Elliott, Weatherston relationship unstable: mother

Judith Ablett-Kerr
Judith Ablett-Kerr
The relationship between Clayton Weatherston and Sophie Elliott had been highly unstable and volatile and was detrimental to both of them, the High Court in Christchurch heard yesterday.

Cross-examined by defence counsel Judith Ablett-Kerr QC about some aspects of her daughter's life, Lesley Elliott agreed she had been concerned about the relationship initially because Weatherston was one of her daughter's teachers.

He took one of the papers she was doing for her economics honours degree dissertation and was also completing a PhD.

Mrs Elliott earlier told the court she had discussed the appropriateness of being in a relationship with a lecturer but her daughter had assured her Weatherston was going to "clear it" with the department.

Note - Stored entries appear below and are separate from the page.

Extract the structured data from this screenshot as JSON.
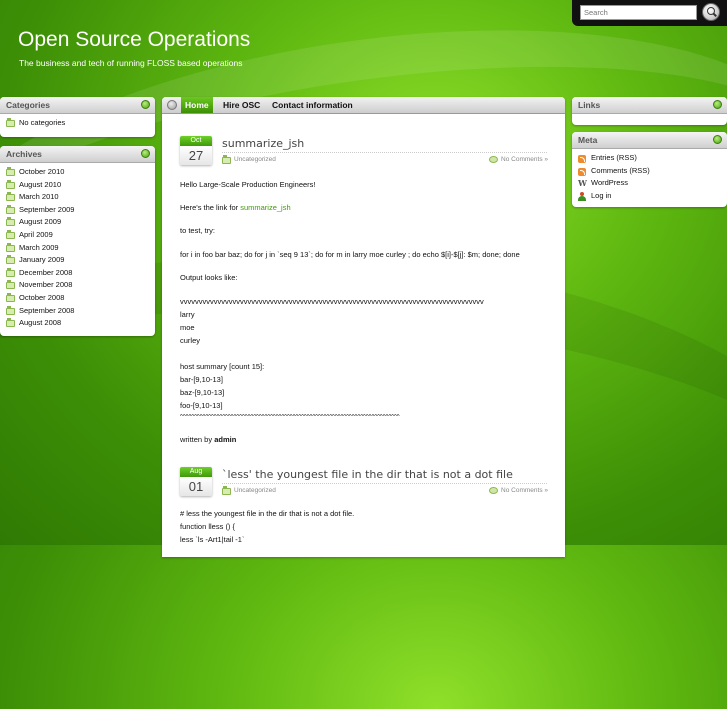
{
  "site": {
    "title": "Open Source Operations",
    "description": "The business and tech of running FLOSS based operations"
  },
  "search": {
    "placeholder": "Search",
    "icon": "magnifier-icon"
  },
  "sidebar_left": {
    "categories": {
      "title": "Categories",
      "items": [
        "No categories"
      ]
    },
    "archives": {
      "title": "Archives",
      "items": [
        "October 2010",
        "August 2010",
        "March 2010",
        "September 2009",
        "August 2009",
        "April 2009",
        "March 2009",
        "January 2009",
        "December 2008",
        "November 2008",
        "October 2008",
        "September 2008",
        "August 2008"
      ]
    }
  },
  "sidebar_right": {
    "links": {
      "title": "Links"
    },
    "meta": {
      "title": "Meta",
      "items": [
        "Entries (RSS)",
        "Comments (RSS)",
        "WordPress",
        "Log in"
      ]
    }
  },
  "nav": {
    "items": [
      "Home",
      "Hire OSC",
      "Contact information"
    ]
  },
  "posts": [
    {
      "month": "Oct",
      "day": "27",
      "title": "summarize_jsh",
      "category": "Uncategorized",
      "comments": "No Comments »",
      "greeting": "Hello Large-Scale Production Engineers!",
      "link_intro": "Here's the link for ",
      "link_text": "summarize_jsh",
      "test_line": "to test, try:",
      "command": "for i in foo bar baz; do for j in `seq 9 13`; do for m in larry moe curley ; do  echo $[i]-$[j]: $m; done; done",
      "output_label": "Output looks like:",
      "out_v": "vvvvvvvvvvvvvvvvvvvvvvvvvvvvvvvvvvvvvvvvvvvvvvvvvvvvvvvvvvvvvvvvvvvvvvvvvvvvvvvvv",
      "out_1": "larry",
      "out_2": "moe",
      "out_3": "curley",
      "summary": "host summary [count 15]:",
      "sum_1": "bar-[9,10-13]",
      "sum_2": "baz-[9,10-13]",
      "sum_3": "foo-[9,10-13]",
      "out_caret": "^^^^^^^^^^^^^^^^^^^^^^^^^^^^^^^^^^^^^^^^^^^^^^^^^^^^^^^^^^^^^^^^^^^^^^^^^^^^^^",
      "written_by": "written by ",
      "author": "admin"
    },
    {
      "month": "Aug",
      "day": "01",
      "title": "`less' the youngest file in the dir that is not a dot file",
      "category": "Uncategorized",
      "comments": "No Comments »",
      "line_1": "# less the youngest file in the dir that is not a dot file.",
      "line_2": "function lless () {",
      "line_3": "less `ls -Art1|tail -1`"
    }
  ]
}
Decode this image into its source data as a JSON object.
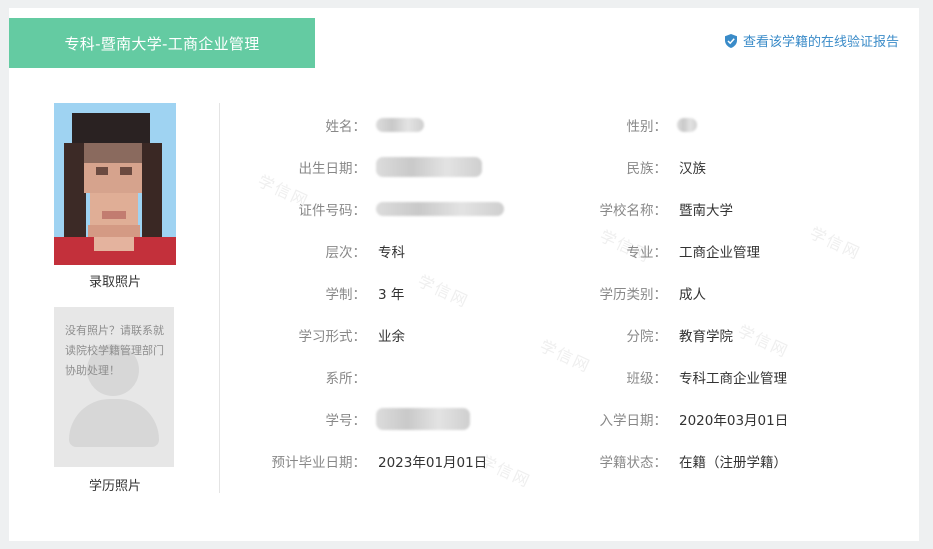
{
  "header": {
    "title": "专科-暨南大学-工商企业管理",
    "verify_link": "查看该学籍的在线验证报告"
  },
  "photos": {
    "admission_caption": "录取照片",
    "education_caption": "学历照片",
    "no_photo_message": "没有照片？请联系就读院校学籍管理部门协助处理！"
  },
  "watermark_text": "学信网",
  "fields": {
    "name": {
      "label": "姓名：",
      "value": ""
    },
    "gender": {
      "label": "性别：",
      "value": ""
    },
    "birth_date": {
      "label": "出生日期：",
      "value": ""
    },
    "ethnicity": {
      "label": "民族：",
      "value": "汉族"
    },
    "id_number": {
      "label": "证件号码：",
      "value": ""
    },
    "school": {
      "label": "学校名称：",
      "value": "暨南大学"
    },
    "level": {
      "label": "层次：",
      "value": "专科"
    },
    "major": {
      "label": "专业：",
      "value": "工商企业管理"
    },
    "duration": {
      "label": "学制：",
      "value": "3 年"
    },
    "education_type": {
      "label": "学历类别：",
      "value": "成人"
    },
    "study_form": {
      "label": "学习形式：",
      "value": "业余"
    },
    "branch": {
      "label": "分院：",
      "value": "教育学院"
    },
    "department": {
      "label": "系所：",
      "value": ""
    },
    "class": {
      "label": "班级：",
      "value": "专科工商企业管理"
    },
    "student_id": {
      "label": "学号：",
      "value": ""
    },
    "enroll_date": {
      "label": "入学日期：",
      "value": "2020年03月01日"
    },
    "expected_grad": {
      "label": "预计毕业日期：",
      "value": "2023年01月01日"
    },
    "status": {
      "label": "学籍状态：",
      "value": "在籍（注册学籍）"
    }
  },
  "colors": {
    "header_bg": "#64cba2",
    "link": "#3a8bc8",
    "label": "#888888",
    "value": "#333333"
  },
  "icons": {
    "verify": "shield-check-icon",
    "placeholder": "user-silhouette-icon"
  }
}
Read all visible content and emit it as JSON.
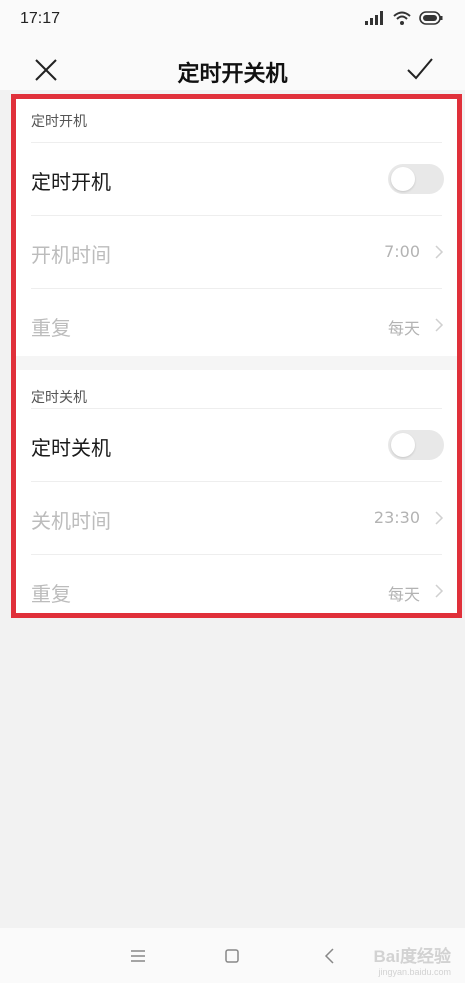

Mrs Elliott also said the particular relationship was "very weird" and unlike other relationships Sophie had been in.

She explained this by saying there was none of the usual "starry-eyed" and loving behaviour which was normal at the start of a relationship, although Sophie and Weatherston obviously liked each other.

Her daughter was a very loving, cuddly girl "but I didn't see that in their relationship".

She could not say if Sophie was "keener" on Weatherston than he was on her and she accepted that, once the relationship had started, Sophie would have liked to have seen him more.

Her daughter would tell her it was as if Weatherston had two lives, one with her and one with "a whole set of other people she didn't know about".

Mrs Elliott agreed Sophie was "a great texter" and that she had complained about Weatherston not responding to her texts.

She had reminded her daughter that she and Weatherston were both busy with their studies and she should try and understand that.

Asked if there were difficulties over a former boyfriend moving on finding somebody else, Mrs Elliott said Sophie had wanted to remain friends with the young man as they had been going together for three years and had been good friends, but "he chose not to".

She was unsure if there had been "some unfortunate incidents" when Sophie went to the man's work to try and see him.

It had been her daughter's decision to leave the relationship and Mrs Elliott's assessment of the situation was "he was having difficulty with that and the only way he could deal with it was to have nothing to do with her".

Sophie had never mentioned striking him or scratching his face.

Initially, her daughter had not told her she had discussed Weatherston with her supervisor, Robert Alexander, a senior lecturer in the economics department.

Weatherston was concerned what Sophie had said would adversely affect his prospects of getting a lecturing job he had applied for, but her daughter's view was that Prof Alexander was only one of seven people marking Weatherston's PhD thesis, Mrs Elliott said.

She agreed Weatherston was obsessed over comparisons of his body image with that of another young man Sophie knew.

Sophie felt it was her fault.

When Sophie returned from a holiday in Australia in November, her mother thought the relationship with Weatherston was off - even though Sophie had told her she had phoned him, sent him postcards and bought gifts for him.

There was some communication between them because Weatherston invited her to some graduation-related functions.

Although her daughter thought it was inappropriate to go to one of the gatherings, she went to take the photographs.

And when she went to deliver the album of photographs on December 27, she was "definitely over him".

Mrs Elliott said she believed what Sophie told her about what happened at Weatherston's apartment that day, because "she was always very truthful".

She was very upset while talking about it, which was not like her.

"She had not been physically attacked before," Mrs Elliott said.

Asked about something recorded in Sophie's electronic diary about an "upset" between her and the witness, Mrs Elliott said she at no time said to Sophie she had "better be careful Clayton didn't find out" what she was really like.

She recalled it as a happy time when she was taking pictures of her daughter and Weatherston before they went to the PhD ball at Larnach Castle.

"I don't remember saying I could list some bad things about you but I might have. She's written it," Mrs Elliott said.